In the spring of 2016, the German Department and the Bancroft Library partnered to pursue a collaborative research grant through the Digital Humanities at Berkeley program. Jeroen Dewulf, Associate Professor in the UC Berkeley Department of German and the Director of Dutch Studies, and David De Lorenzo, Associate Director at The Bancroft Library at UC Berkeley, formed a peer-to-peer collaboration with Dewulf as the authority on the Dutch colonial documents and De Lorenzo as the architect of the information and technological aspect of the project.
The project plan was to prepare a digital research collection from selected primary source materials in the Engel Sluiter Historical Documents Collection. Working with students from UC Berkeley, the project sought to design a web presentation for the “Colonial New Netherland” collection using a selection of documents in the Sluiter collection that are focused on the seventeenth-century Dutch colony of New Netherland, which later became New York. These unique and valuable materials include many typed transcriptions of archival materials which were previously inaccessible to most researchers because of the difficulties in reading seventeenth century paleography. The project sought to digitize, extract, and clean the historic text, in order to present “research ready” text to enable natural language, machine processing capabilities over these archival documents. The project was awarded funding through the Digital Humanities at Berkeley program, with additional support from Bancroft Library, for the academic year 2016-2017. The project hired Julie van den Hout as the Project Consultant and Lauren Dooley as the WordPress designer. Prior to the start of the project, David de Lorenzo left UC Berkeley and was replaced by Mary Elings, Assistant Director of Bancroft Library, as the project lead at Bancroft.
The Engel Sluiter Historical Documents Collection at The Bancroft Library is a research collection consisting predominantly of copies and transcriptions of Spanish, Portuguese, Dutch, French and English primary source materials from archives in Europe, the United States, the Caribbean, and Latin America on the seventeenth-century Atlantic by former UC Berkeley historian Engel Sluiter (1906-2001). The processing of the collection, which consists of 98 boxes, including some 160,000 pages of documents, was generously funded by the New Netherland Institute. The documents related to the seventeenth-century Dutch colony of New Netherland, were represented in seven folders (carton 13, folders 12-18).
The 823 documents in these seven folders were digitized by Library personnel as TIFF files and then the digitized versions of the documents were run through Optical Character Recognition (OCR) to generate text files. The Project Consultant, Julie van den Hout, who is fluent in the Dutch language, manually reconciled and corrected the OCR text files using the original digitized material. She was assisted by Quinn Dombrowski, of Berkeley Research Computing (BRC), in using the OCR Virtual Desktop supported by BRC’s Analytic Environments on Demand (AEoD) service. Julie used this service to extract the corrected text and recombined them into new PDF files. While the project intended to use a text analysis tool developed by a previous digital humanities fellow called “ArchExtract” to analyze the text, the texts were instead run against an online, a web-based text analysis environment called “Voyant Tools,” to explore the texts and determine if they were research ready.

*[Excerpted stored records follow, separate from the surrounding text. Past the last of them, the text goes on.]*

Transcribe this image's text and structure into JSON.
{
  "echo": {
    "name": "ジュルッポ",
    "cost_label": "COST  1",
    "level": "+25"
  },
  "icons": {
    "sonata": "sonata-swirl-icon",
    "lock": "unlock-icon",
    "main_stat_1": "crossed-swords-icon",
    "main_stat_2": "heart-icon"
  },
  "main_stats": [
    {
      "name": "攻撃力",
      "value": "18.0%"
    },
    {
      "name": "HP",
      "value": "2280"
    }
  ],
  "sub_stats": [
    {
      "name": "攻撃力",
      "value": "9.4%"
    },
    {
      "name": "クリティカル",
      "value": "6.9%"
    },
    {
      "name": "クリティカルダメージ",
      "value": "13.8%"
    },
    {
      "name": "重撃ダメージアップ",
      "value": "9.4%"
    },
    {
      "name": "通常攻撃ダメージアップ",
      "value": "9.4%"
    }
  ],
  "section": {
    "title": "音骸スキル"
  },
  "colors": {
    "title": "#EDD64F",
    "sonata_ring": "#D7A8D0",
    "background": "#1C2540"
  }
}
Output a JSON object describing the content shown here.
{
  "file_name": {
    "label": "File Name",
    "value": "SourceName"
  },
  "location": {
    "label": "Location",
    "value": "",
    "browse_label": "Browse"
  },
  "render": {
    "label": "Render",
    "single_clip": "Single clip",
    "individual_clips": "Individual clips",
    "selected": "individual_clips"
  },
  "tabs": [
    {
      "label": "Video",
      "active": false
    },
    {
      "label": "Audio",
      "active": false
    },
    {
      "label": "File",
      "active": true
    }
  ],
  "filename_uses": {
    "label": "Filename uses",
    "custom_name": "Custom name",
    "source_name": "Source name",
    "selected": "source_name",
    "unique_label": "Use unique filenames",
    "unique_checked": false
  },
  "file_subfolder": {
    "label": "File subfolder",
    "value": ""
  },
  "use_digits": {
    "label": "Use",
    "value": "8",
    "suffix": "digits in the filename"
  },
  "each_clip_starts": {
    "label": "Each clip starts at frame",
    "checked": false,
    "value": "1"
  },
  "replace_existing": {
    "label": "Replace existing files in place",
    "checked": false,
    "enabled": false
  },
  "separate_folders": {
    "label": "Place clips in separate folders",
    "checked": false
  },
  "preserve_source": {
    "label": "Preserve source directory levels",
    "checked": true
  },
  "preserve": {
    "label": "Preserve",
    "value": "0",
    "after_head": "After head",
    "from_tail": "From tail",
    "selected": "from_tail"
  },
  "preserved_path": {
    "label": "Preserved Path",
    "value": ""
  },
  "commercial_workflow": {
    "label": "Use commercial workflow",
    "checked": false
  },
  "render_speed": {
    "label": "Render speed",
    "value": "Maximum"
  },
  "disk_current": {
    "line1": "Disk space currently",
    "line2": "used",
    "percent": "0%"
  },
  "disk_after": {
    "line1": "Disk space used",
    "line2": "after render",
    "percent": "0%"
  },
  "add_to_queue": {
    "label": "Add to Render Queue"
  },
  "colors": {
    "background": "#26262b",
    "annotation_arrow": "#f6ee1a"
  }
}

The results of the project were put into a project website, created by Lauren Dooley, which outlines the project and presents the final research products. The products comprise the corrected texts which are presented as PDF files on the project website for use by researchers interested in doing text analysis over these archival documents. A few examples of the Voyant text analysis are presented to demonstrate the potential in these texts for additional text-based research. The text files can be used with other natural language processing tools, such as topic modeling, entity extraction, and keyword extraction, to explore and expand access to the documents. In addition to the project website presentation, the corrected texts with the archival page images are fully text searchable and published through Calisphere, a digital collection platform hosted by the California Digital Library.
Mary W. Elings 2017-09-22